We think our suggested machine learning approach is a good way to start now. We could have our first rough Hazard Score system up and running in a couple months and this could reveal very large numbers of safe individuals for going back out and rebooting V2 of US society. And the system could be continuously improved after that. And modifications of the Third Way could be used to protect us from pandemics yet to come
Dr. David Katz has proposed an approach very aligned to what we are proposing in terms of opening up the society. We like what he has said and written about the pandemic. He rightly points out “If all we do is flatten the curve, you don’t prevent deaths, you just change the dates.” We arrived at the ideas presented here independently.
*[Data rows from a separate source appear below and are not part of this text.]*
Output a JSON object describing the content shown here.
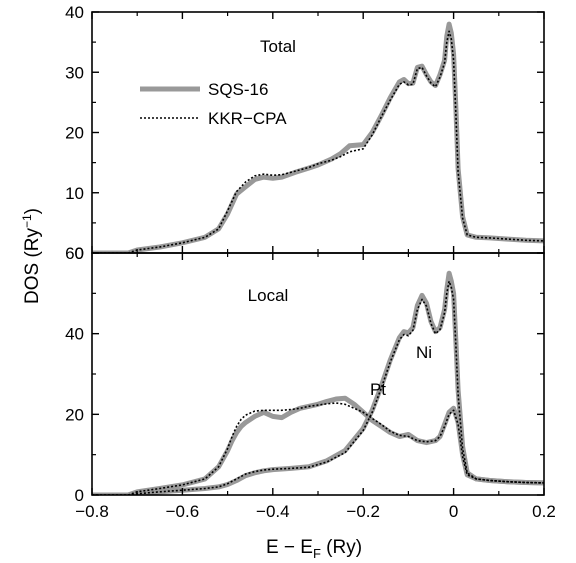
{
  "chart_data": [
    {
      "type": "line",
      "panel_label": "Total",
      "xlabel": "E − E_F (Ry)",
      "ylabel": "DOS (Ry^-1)",
      "xlim": [
        -0.8,
        0.2
      ],
      "ylim": [
        0,
        40
      ],
      "yticks": [
        "0",
        "10",
        "20",
        "30",
        "40"
      ],
      "xticks": [],
      "legend": {
        "placement": "top-left",
        "entries": [
          "SQS-16",
          "KKR−CPA"
        ]
      },
      "series": [
        {
          "name": "SQS-16",
          "style": "solid-thick",
          "color": "#999999",
          "x": [
            -0.8,
            -0.72,
            -0.7,
            -0.65,
            -0.6,
            -0.55,
            -0.52,
            -0.5,
            -0.48,
            -0.46,
            -0.44,
            -0.42,
            -0.4,
            -0.38,
            -0.35,
            -0.32,
            -0.3,
            -0.27,
            -0.25,
            -0.23,
            -0.2,
            -0.18,
            -0.16,
            -0.14,
            -0.12,
            -0.11,
            -0.1,
            -0.09,
            -0.08,
            -0.07,
            -0.06,
            -0.05,
            -0.04,
            -0.03,
            -0.02,
            -0.015,
            -0.01,
            -0.005,
            0.0,
            0.005,
            0.01,
            0.02,
            0.03,
            0.05,
            0.08,
            0.12,
            0.16,
            0.2
          ],
          "y": [
            0,
            0,
            0.5,
            1.0,
            1.7,
            2.6,
            4.0,
            6.5,
            9.8,
            11.0,
            12.2,
            12.6,
            12.4,
            12.6,
            13.4,
            14.1,
            14.6,
            15.6,
            16.5,
            17.8,
            18.0,
            20.0,
            22.8,
            25.8,
            28.4,
            28.8,
            28.1,
            28.2,
            30.8,
            31.0,
            29.6,
            28.4,
            27.8,
            29.6,
            32.0,
            36.0,
            38.0,
            36.5,
            33.0,
            24.0,
            14.0,
            6.0,
            3.0,
            2.6,
            2.5,
            2.3,
            2.1,
            2.0
          ]
        },
        {
          "name": "KKR−CPA",
          "style": "dotted",
          "color": "#000000",
          "x": [
            -0.8,
            -0.72,
            -0.7,
            -0.65,
            -0.6,
            -0.55,
            -0.52,
            -0.5,
            -0.48,
            -0.46,
            -0.44,
            -0.42,
            -0.4,
            -0.38,
            -0.35,
            -0.32,
            -0.3,
            -0.27,
            -0.25,
            -0.23,
            -0.2,
            -0.18,
            -0.16,
            -0.14,
            -0.12,
            -0.11,
            -0.1,
            -0.09,
            -0.08,
            -0.07,
            -0.06,
            -0.05,
            -0.04,
            -0.03,
            -0.02,
            -0.015,
            -0.01,
            -0.005,
            0.0,
            0.005,
            0.01,
            0.02,
            0.03,
            0.05,
            0.08,
            0.12,
            0.16,
            0.2
          ],
          "y": [
            0,
            0,
            0.5,
            1.0,
            1.7,
            2.6,
            4.0,
            7.0,
            10.2,
            11.8,
            12.8,
            13.1,
            12.9,
            13.0,
            13.6,
            14.2,
            14.8,
            15.4,
            16.0,
            16.8,
            17.3,
            19.6,
            22.6,
            25.4,
            28.0,
            28.4,
            27.9,
            28.0,
            30.6,
            30.8,
            29.4,
            28.2,
            27.6,
            29.2,
            31.6,
            35.0,
            36.8,
            35.5,
            32.0,
            23.0,
            13.5,
            5.8,
            3.0,
            2.6,
            2.5,
            2.3,
            2.1,
            2.0
          ]
        }
      ]
    },
    {
      "type": "line",
      "panel_label": "Local",
      "xlabel": "E − E_F (Ry)",
      "ylabel": "DOS (Ry^-1)",
      "xlim": [
        -0.8,
        0.2
      ],
      "ylim": [
        0,
        60
      ],
      "yticks": [
        "0",
        "20",
        "40",
        "60"
      ],
      "xticks": [
        "−0.8",
        "−0.6",
        "−0.4",
        "−0.2",
        "0",
        "0.2"
      ],
      "annotations": [
        "Pt",
        "Ni"
      ],
      "series": [
        {
          "name": "Pt SQS-16",
          "style": "solid-thick",
          "color": "#999999",
          "x": [
            -0.8,
            -0.72,
            -0.7,
            -0.65,
            -0.6,
            -0.55,
            -0.52,
            -0.5,
            -0.49,
            -0.48,
            -0.47,
            -0.46,
            -0.44,
            -0.42,
            -0.4,
            -0.38,
            -0.36,
            -0.34,
            -0.32,
            -0.3,
            -0.28,
            -0.26,
            -0.24,
            -0.22,
            -0.2,
            -0.18,
            -0.16,
            -0.14,
            -0.12,
            -0.1,
            -0.08,
            -0.06,
            -0.04,
            -0.03,
            -0.02,
            -0.01,
            0.0,
            0.01,
            0.02,
            0.03,
            0.05,
            0.08,
            0.12,
            0.16,
            0.2
          ],
          "y": [
            0,
            0,
            0.8,
            1.6,
            2.5,
            4.0,
            7.0,
            11.0,
            13.5,
            15.5,
            17.0,
            18.0,
            19.5,
            20.5,
            19.5,
            19.2,
            20.5,
            21.5,
            22.0,
            22.5,
            23.2,
            23.8,
            24.0,
            22.5,
            20.5,
            18.5,
            17.0,
            15.5,
            14.5,
            15.0,
            13.5,
            13.0,
            13.5,
            14.5,
            17.5,
            20.5,
            21.5,
            18.0,
            10.0,
            5.0,
            4.0,
            3.6,
            3.3,
            3.1,
            3.0
          ]
        },
        {
          "name": "Pt KKR−CPA",
          "style": "dotted",
          "color": "#000000",
          "x": [
            -0.8,
            -0.72,
            -0.7,
            -0.65,
            -0.6,
            -0.55,
            -0.52,
            -0.5,
            -0.49,
            -0.48,
            -0.47,
            -0.46,
            -0.44,
            -0.42,
            -0.4,
            -0.38,
            -0.36,
            -0.34,
            -0.32,
            -0.3,
            -0.28,
            -0.26,
            -0.24,
            -0.22,
            -0.2,
            -0.18,
            -0.16,
            -0.14,
            -0.12,
            -0.1,
            -0.08,
            -0.06,
            -0.04,
            -0.03,
            -0.02,
            -0.01,
            0.0,
            0.01,
            0.02,
            0.03,
            0.05,
            0.08,
            0.12,
            0.16,
            0.2
          ],
          "y": [
            0,
            0,
            0.8,
            1.6,
            2.5,
            4.0,
            7.0,
            11.5,
            14.5,
            17.0,
            18.8,
            19.8,
            20.8,
            21.0,
            21.0,
            21.0,
            21.2,
            21.5,
            22.0,
            22.3,
            22.6,
            22.8,
            22.5,
            21.5,
            20.5,
            19.0,
            17.5,
            15.8,
            14.8,
            14.5,
            13.5,
            13.2,
            13.5,
            14.5,
            17.0,
            20.0,
            21.0,
            17.5,
            9.5,
            5.0,
            4.0,
            3.6,
            3.3,
            3.1,
            3.0
          ]
        },
        {
          "name": "Ni SQS-16",
          "style": "solid-thick",
          "color": "#999999",
          "x": [
            -0.8,
            -0.72,
            -0.7,
            -0.65,
            -0.6,
            -0.55,
            -0.52,
            -0.5,
            -0.48,
            -0.46,
            -0.44,
            -0.42,
            -0.4,
            -0.36,
            -0.32,
            -0.28,
            -0.24,
            -0.2,
            -0.18,
            -0.16,
            -0.14,
            -0.12,
            -0.11,
            -0.1,
            -0.09,
            -0.08,
            -0.07,
            -0.06,
            -0.05,
            -0.04,
            -0.03,
            -0.02,
            -0.015,
            -0.01,
            -0.005,
            0.0,
            0.005,
            0.01,
            0.02,
            0.03,
            0.05,
            0.08,
            0.12,
            0.16,
            0.2
          ],
          "y": [
            0,
            0,
            0.3,
            0.8,
            1.2,
            1.6,
            2.0,
            2.6,
            3.6,
            4.8,
            5.5,
            6.0,
            6.3,
            6.6,
            7.0,
            8.5,
            11.0,
            16.5,
            21.0,
            27.0,
            33.5,
            39.0,
            40.5,
            40.2,
            41.5,
            47.0,
            49.5,
            47.5,
            43.0,
            40.5,
            41.5,
            46.0,
            51.0,
            55.0,
            53.0,
            50.0,
            38.0,
            26.0,
            12.0,
            5.5,
            4.0,
            3.6,
            3.3,
            3.1,
            3.0
          ]
        },
        {
          "name": "Ni KKR−CPA",
          "style": "dotted",
          "color": "#000000",
          "x": [
            -0.8,
            -0.72,
            -0.7,
            -0.65,
            -0.6,
            -0.55,
            -0.52,
            -0.5,
            -0.48,
            -0.46,
            -0.44,
            -0.42,
            -0.4,
            -0.36,
            -0.32,
            -0.28,
            -0.24,
            -0.2,
            -0.18,
            -0.16,
            -0.14,
            -0.12,
            -0.11,
            -0.1,
            -0.09,
            -0.08,
            -0.07,
            -0.06,
            -0.05,
            -0.04,
            -0.03,
            -0.02,
            -0.015,
            -0.01,
            -0.005,
            0.0,
            0.005,
            0.01,
            0.02,
            0.03,
            0.05,
            0.08,
            0.12,
            0.16,
            0.2
          ],
          "y": [
            0,
            0,
            0.3,
            0.8,
            1.2,
            1.6,
            2.0,
            2.8,
            4.0,
            5.2,
            5.8,
            6.2,
            6.4,
            6.6,
            6.9,
            8.2,
            10.5,
            16.0,
            20.5,
            26.5,
            33.0,
            38.5,
            39.8,
            39.5,
            40.8,
            46.0,
            48.5,
            46.8,
            42.5,
            40.0,
            41.0,
            45.2,
            50.0,
            53.0,
            51.5,
            48.5,
            37.0,
            25.0,
            11.5,
            5.5,
            4.0,
            3.6,
            3.3,
            3.1,
            3.0
          ]
        }
      ]
    }
  ]
}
The further contributions of our proposal is that we are suggesting 1. the use of massive application of machine learning approaches to existing and emerging databases to significantly speed up the process of deciding who is safe to go back 0ut in society, 2. Computation of Hazard Scores which indicate probabilities of becoming seriously sick if people get the virus, 3. Development of a personal app for cell phones and computers which tell individuals their hazard scores and possibly consul them of how to reduce their hazard scores and 4. use of aggregated Hazard Score data to drive public policy as well as inform businesses and private institutions as to how and when it is safe to re-open.
We would like to join with Dr. Katz and with the Immunity Passport advocates for moving forward at this point. We need build on each other’s contributions if we are going to effectively take on the challenge of this and future viral pandemics.
More detail and discussion is yet to come in future blog entries as well as updates of this one.